There are no rotating parts like an impeller, bearings or seals typically found on standard pumps, which may break down over time. Supavac functions as an automatic self-priming pump without the maintenance, according to Spicer.

What makes the pump unique is that it can automatically operate as a high-lift vacuum up to 75 ft., where standard pumps only perform up to 25 ft. Spicer explained that self-priming pumps create a high vacuum, but their cubic feet per volume output is low, whereas, the Supavac’s is high. “The three-inch model produces up to 160 cfm,” he said, making its versatility attractive to contractors because the system draws liquids and wet slimes like a pump but can also perform like a vacuum and move dry, granular material. Smaller models can be wheeled into tight spots that larger equipment cannot access.

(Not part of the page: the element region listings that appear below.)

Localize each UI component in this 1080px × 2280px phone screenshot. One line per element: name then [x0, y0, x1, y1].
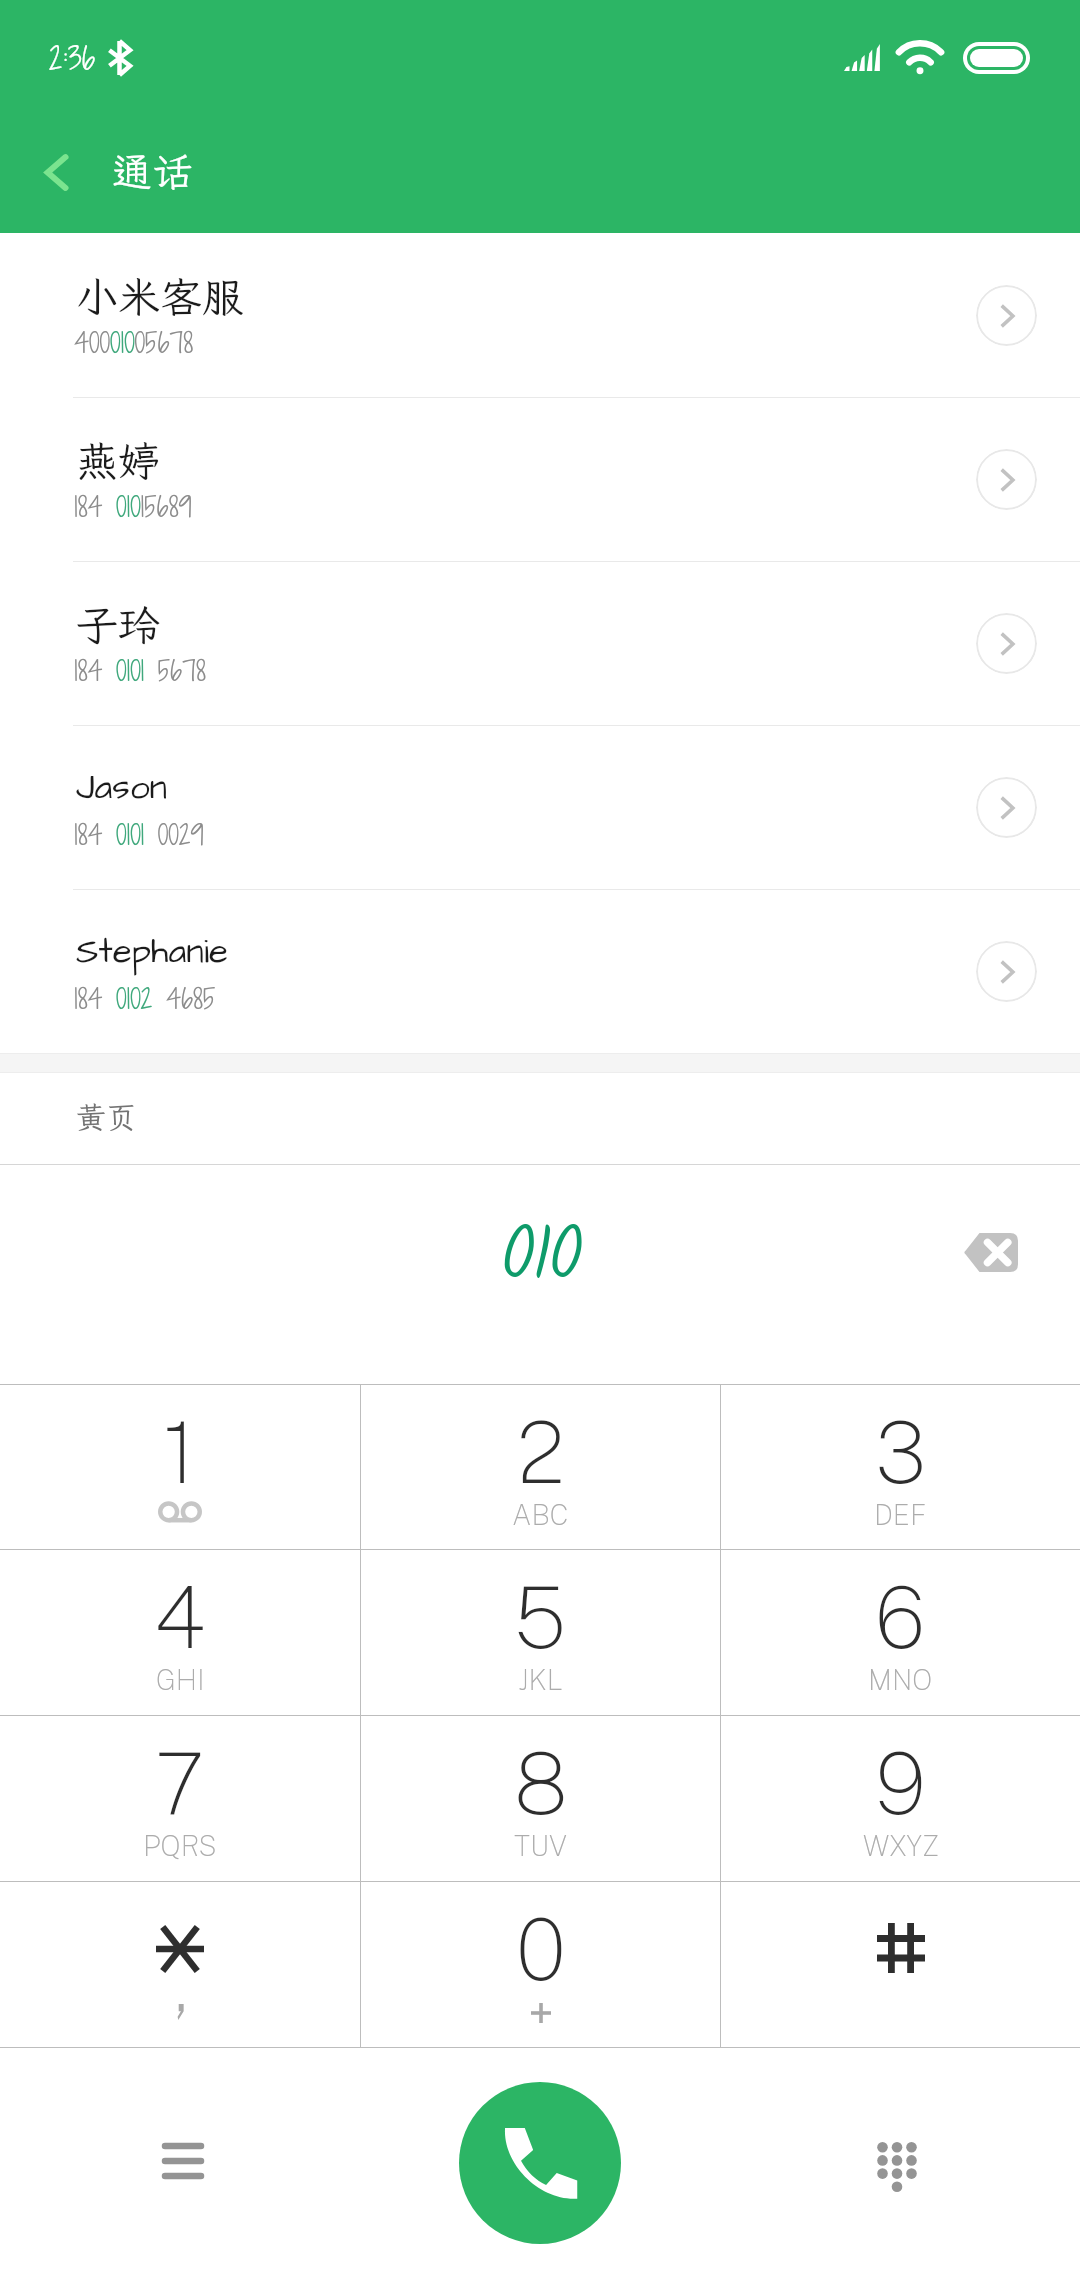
staticText: 4	[154, 1566, 206, 1667]
staticText: 0	[516, 1898, 566, 1999]
button[interactable]: 9	[721, 1716, 1080, 1881]
button[interactable]: Jason	[0, 725, 1080, 889]
staticText: 8	[514, 1732, 568, 1833]
staticText: 小米客服	[76, 269, 245, 324]
button[interactable]: Open Stephanie	[976, 941, 1037, 1002]
button[interactable]: Call	[459, 2082, 621, 2244]
button[interactable]: 4	[0, 1550, 360, 1715]
button[interactable]: 2	[361, 1385, 720, 1549]
button[interactable]: 子玲	[0, 561, 1080, 725]
staticText: 2	[517, 1401, 565, 1502]
staticText: MNO	[868, 1663, 933, 1696]
staticText: DEF	[874, 1498, 927, 1531]
button[interactable]: Open 小米客服	[976, 285, 1037, 346]
staticText: 6	[875, 1566, 926, 1667]
button[interactable]: 0	[361, 1882, 720, 2047]
button[interactable]: Open Jason	[976, 777, 1037, 838]
button[interactable]: 1	[0, 1385, 360, 1549]
button[interactable]: 8	[361, 1716, 720, 1881]
button[interactable]: 7	[0, 1716, 360, 1881]
staticText: 黄页	[76, 1097, 136, 1137]
staticText: 184 0101 0029	[74, 815, 204, 854]
button[interactable]: 燕婷	[0, 397, 1080, 561]
staticText: ABC	[512, 1498, 569, 1531]
staticText: 子玲	[76, 597, 161, 652]
staticText: 通话	[112, 145, 192, 198]
button[interactable]: Delete	[935, 1203, 1045, 1301]
staticText: 010	[500, 1197, 579, 1318]
staticText: PQRS	[143, 1829, 217, 1862]
staticText: TUV	[514, 1829, 567, 1862]
button[interactable]: 5	[361, 1550, 720, 1715]
button[interactable]: 黄页	[0, 1073, 1080, 1164]
button[interactable]: 3	[721, 1385, 1080, 1549]
button[interactable]: Open 子玲	[976, 613, 1037, 674]
staticText: Stephanie	[76, 927, 228, 976]
staticText: 燕婷	[76, 433, 161, 488]
staticText: 2:36	[49, 36, 96, 80]
button[interactable]	[0, 1882, 360, 2047]
staticText: 184 0101 5678	[74, 651, 206, 690]
staticText: 5	[514, 1566, 567, 1667]
button[interactable]: 6	[721, 1550, 1080, 1715]
staticText: 1	[163, 1401, 197, 1502]
staticText: Jason	[76, 763, 168, 812]
button[interactable]: 小米客服	[0, 233, 1080, 397]
staticText: 184 0102 4685	[74, 979, 216, 1018]
staticText: 9	[875, 1732, 926, 1833]
staticText: 7	[155, 1732, 205, 1833]
button[interactable]: Call log	[128, 2106, 238, 2216]
button[interactable]: Open 燕婷	[976, 449, 1037, 510]
button[interactable]: Dialpad	[842, 2112, 952, 2222]
button[interactable]: Stephanie	[0, 889, 1080, 1053]
staticText: WXYZ	[863, 1829, 939, 1862]
staticText: GHI	[156, 1663, 205, 1696]
staticText: 40001005678	[74, 323, 194, 362]
staticText: JKL	[518, 1663, 563, 1696]
staticText: 184 01015689	[74, 487, 192, 526]
button[interactable]: Back	[18, 134, 94, 210]
staticText: 3	[875, 1401, 927, 1502]
button[interactable]	[721, 1882, 1080, 2047]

The seven-pump line varies in size and capacity, determining performance levels. Within the line, the suction head (liquid flow) can pump from 25 ft to 28 ft. Horizontal recovery ranges from 180 ft to 200ft and horizontal discharge ranges from 1,600 ft to 2,900 ft. The volume transfer rate is from12 m3/h (cubic metres per hour) to 50 m3/h.

Presently, the three-inch Guzzla SV60 and SV60V are out on the market, although Spicer said he intends to bring in more models, such as the SV110V and the SV300V.

The Supavac can be used for all types of industrial applications to transfer debris, thick slimes, slurries, mine tailings, muck, and wet and dry spills, as well as corrosive and abrasive slurries, hazardous waste and drilling mud.

An optional 316 stainless steel model for corrosive material is available. The Canadian models are manufactured to comply with CRN and ASME ‘U’ stamp pressure vessel regulations. ITT Flygt distributes the Supavac transfer pump in Sudbury.